The 3D CNN was trained to classify brain regions belonging to a priori assigned RSNs. Training made use of normal human RS-fMR imaging data (n = 2795) from the Harvard-MGH Brain Genomics Superstruct Project as well as from additional studies in progress at Washington University. These are detailed in Table 2 and include the Alzheimer’s Disease Research Center, the Dominantly Inherited Alzheimer’s Network, and the HIV Program at the Division of Infectious Diseases. Each subject had approximately 14 min of RS-fMR imaging data (gradient echo echoplanar imaging with 3000 m TR, 3 mm cubic field of view), which were denoised, motion corrected, low-pass filtered and adjusted with global signal regression using methods previously described . RSNs were identified from 300 spherical regions of interest (ROI), which had previously been identified on a meta-analysis of T-fMR imaging. The choice of ROIs is detailed in Gordon and colleagues.
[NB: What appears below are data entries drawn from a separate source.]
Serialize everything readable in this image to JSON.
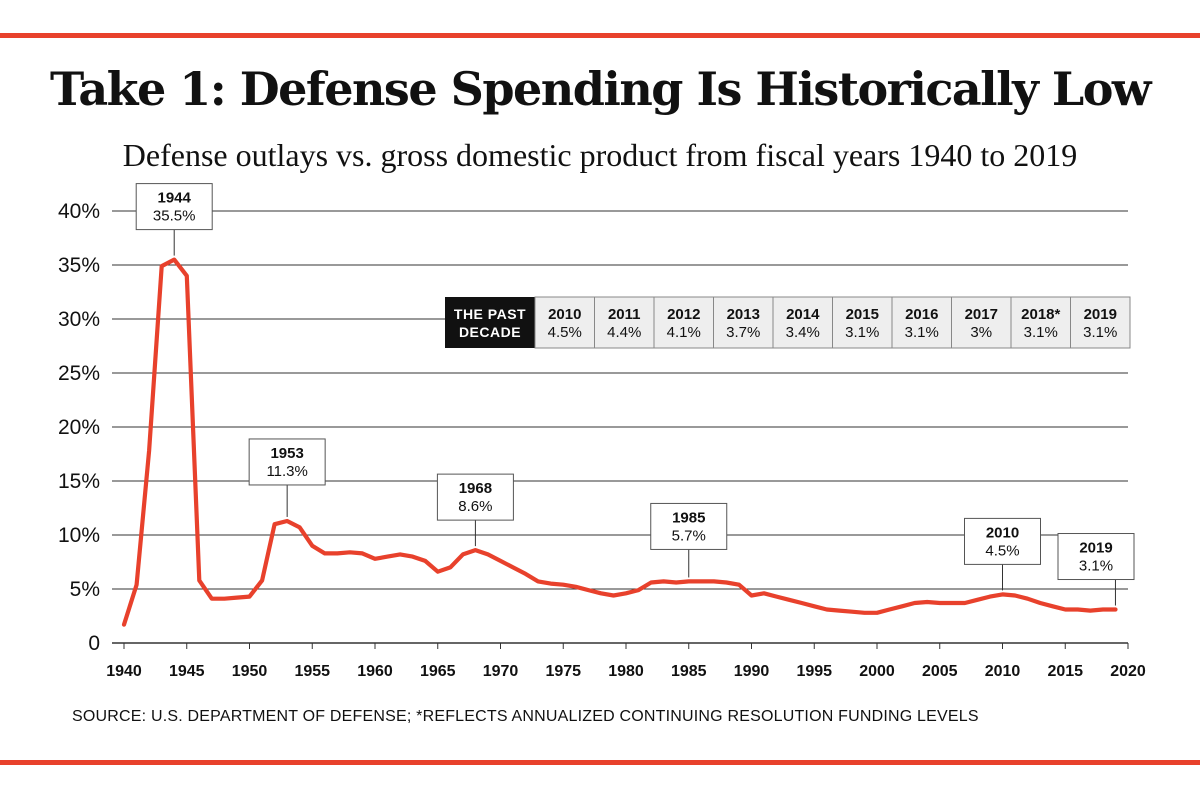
{
  "title": "Take 1: Defense Spending Is Historically Low",
  "subtitle": "Defense outlays vs. gross domestic product from fiscal years 1940 to 2019",
  "source": "SOURCE: U.S. DEPARTMENT OF DEFENSE; *REFLECTS ANNUALIZED CONTINUING RESOLUTION FUNDING LEVELS",
  "colors": {
    "line": "#e8412c",
    "rule": "#e8412c",
    "grid": "#333333",
    "table_bg": "#eeeeee",
    "decade_bg": "#111111"
  },
  "chart_data": {
    "type": "line",
    "title": "Take 1: Defense Spending Is Historically Low",
    "xlabel": "",
    "ylabel": "",
    "xlim": [
      1940,
      2020
    ],
    "ylim": [
      0,
      40
    ],
    "x_ticks": [
      1940,
      1945,
      1950,
      1955,
      1960,
      1965,
      1970,
      1975,
      1980,
      1985,
      1990,
      1995,
      2000,
      2005,
      2010,
      2015,
      2020
    ],
    "y_ticks": [
      {
        "value": 0,
        "label": "0"
      },
      {
        "value": 5,
        "label": "5%"
      },
      {
        "value": 10,
        "label": "10%"
      },
      {
        "value": 15,
        "label": "15%"
      },
      {
        "value": 20,
        "label": "20%"
      },
      {
        "value": 25,
        "label": "25%"
      },
      {
        "value": 30,
        "label": "30%"
      },
      {
        "value": 35,
        "label": "35%"
      },
      {
        "value": 40,
        "label": "40%"
      }
    ],
    "series": [
      {
        "name": "Defense outlays as % of GDP",
        "x": [
          1940,
          1941,
          1942,
          1943,
          1944,
          1945,
          1946,
          1947,
          1948,
          1949,
          1950,
          1951,
          1952,
          1953,
          1954,
          1955,
          1956,
          1957,
          1958,
          1959,
          1960,
          1961,
          1962,
          1963,
          1964,
          1965,
          1966,
          1967,
          1968,
          1969,
          1970,
          1971,
          1972,
          1973,
          1974,
          1975,
          1976,
          1977,
          1978,
          1979,
          1980,
          1981,
          1982,
          1983,
          1984,
          1985,
          1986,
          1987,
          1988,
          1989,
          1990,
          1991,
          1992,
          1993,
          1994,
          1995,
          1996,
          1997,
          1998,
          1999,
          2000,
          2001,
          2002,
          2003,
          2004,
          2005,
          2006,
          2007,
          2008,
          2009,
          2010,
          2011,
          2012,
          2013,
          2014,
          2015,
          2016,
          2017,
          2018,
          2019
        ],
        "values": [
          1.7,
          5.4,
          17.8,
          34.9,
          35.5,
          34.0,
          5.8,
          4.1,
          4.1,
          4.2,
          4.3,
          5.8,
          11.0,
          11.3,
          10.7,
          9.0,
          8.3,
          8.3,
          8.4,
          8.3,
          7.8,
          8.0,
          8.2,
          8.0,
          7.6,
          6.6,
          7.0,
          8.2,
          8.6,
          8.2,
          7.6,
          7.0,
          6.4,
          5.7,
          5.5,
          5.4,
          5.2,
          4.9,
          4.6,
          4.4,
          4.6,
          4.9,
          5.6,
          5.7,
          5.6,
          5.7,
          5.7,
          5.7,
          5.6,
          5.4,
          4.4,
          4.6,
          4.3,
          4.0,
          3.7,
          3.4,
          3.1,
          3.0,
          2.9,
          2.8,
          2.8,
          3.1,
          3.4,
          3.7,
          3.8,
          3.7,
          3.7,
          3.7,
          4.0,
          4.3,
          4.5,
          4.4,
          4.1,
          3.7,
          3.4,
          3.1,
          3.1,
          3.0,
          3.1,
          3.1
        ]
      }
    ],
    "annotations": [
      {
        "year": "1944",
        "value": "35.5%",
        "x": 1944,
        "y": 35.5
      },
      {
        "year": "1953",
        "value": "11.3%",
        "x": 1953,
        "y": 11.3
      },
      {
        "year": "1968",
        "value": "8.6%",
        "x": 1968,
        "y": 8.6
      },
      {
        "year": "1985",
        "value": "5.7%",
        "x": 1985,
        "y": 5.7
      },
      {
        "year": "2010",
        "value": "4.5%",
        "x": 2010,
        "y": 4.5
      },
      {
        "year": "2019",
        "value": "3.1%",
        "x": 2019,
        "y": 3.1
      }
    ],
    "past_decade_table": {
      "header": [
        "THE PAST",
        "DECADE"
      ],
      "columns": [
        {
          "year": "2010",
          "value": "4.5%"
        },
        {
          "year": "2011",
          "value": "4.4%"
        },
        {
          "year": "2012",
          "value": "4.1%"
        },
        {
          "year": "2013",
          "value": "3.7%"
        },
        {
          "year": "2014",
          "value": "3.4%"
        },
        {
          "year": "2015",
          "value": "3.1%"
        },
        {
          "year": "2016",
          "value": "3.1%"
        },
        {
          "year": "2017",
          "value": "3%"
        },
        {
          "year": "2018*",
          "value": "3.1%"
        },
        {
          "year": "2019",
          "value": "3.1%"
        }
      ]
    }
  }
}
From the 300 ROIs we extracted a subset belonging to 9 RSNs that are associated with the language system. These include the ventral attention network (VAN), cingulo-opercular network (CON), auditory network (AUD), default mode network (DMN), parietal memory network, fronto-parietal network (FPN), salience network (SAL), dorsal attention network (DAN), and medial temporal network (MTL). Of note, the 300 ROI parcellation does not have a separate language network; however, it includes the language system as a major component of the VAN. For each of the RSNs, an output map from the 3D CNN estimated the probability that voxels belonged to the RSN. Multiple (n = 268,000) example sets were generated from the data and then divided into training (n = 187,600) and validation (n = 80,400) sets. Outputs of our 3D CNN were native to a standardized atlas customized for scanners and preprocessing workflows at our institution and we linearly transformed these outputs to MNI152.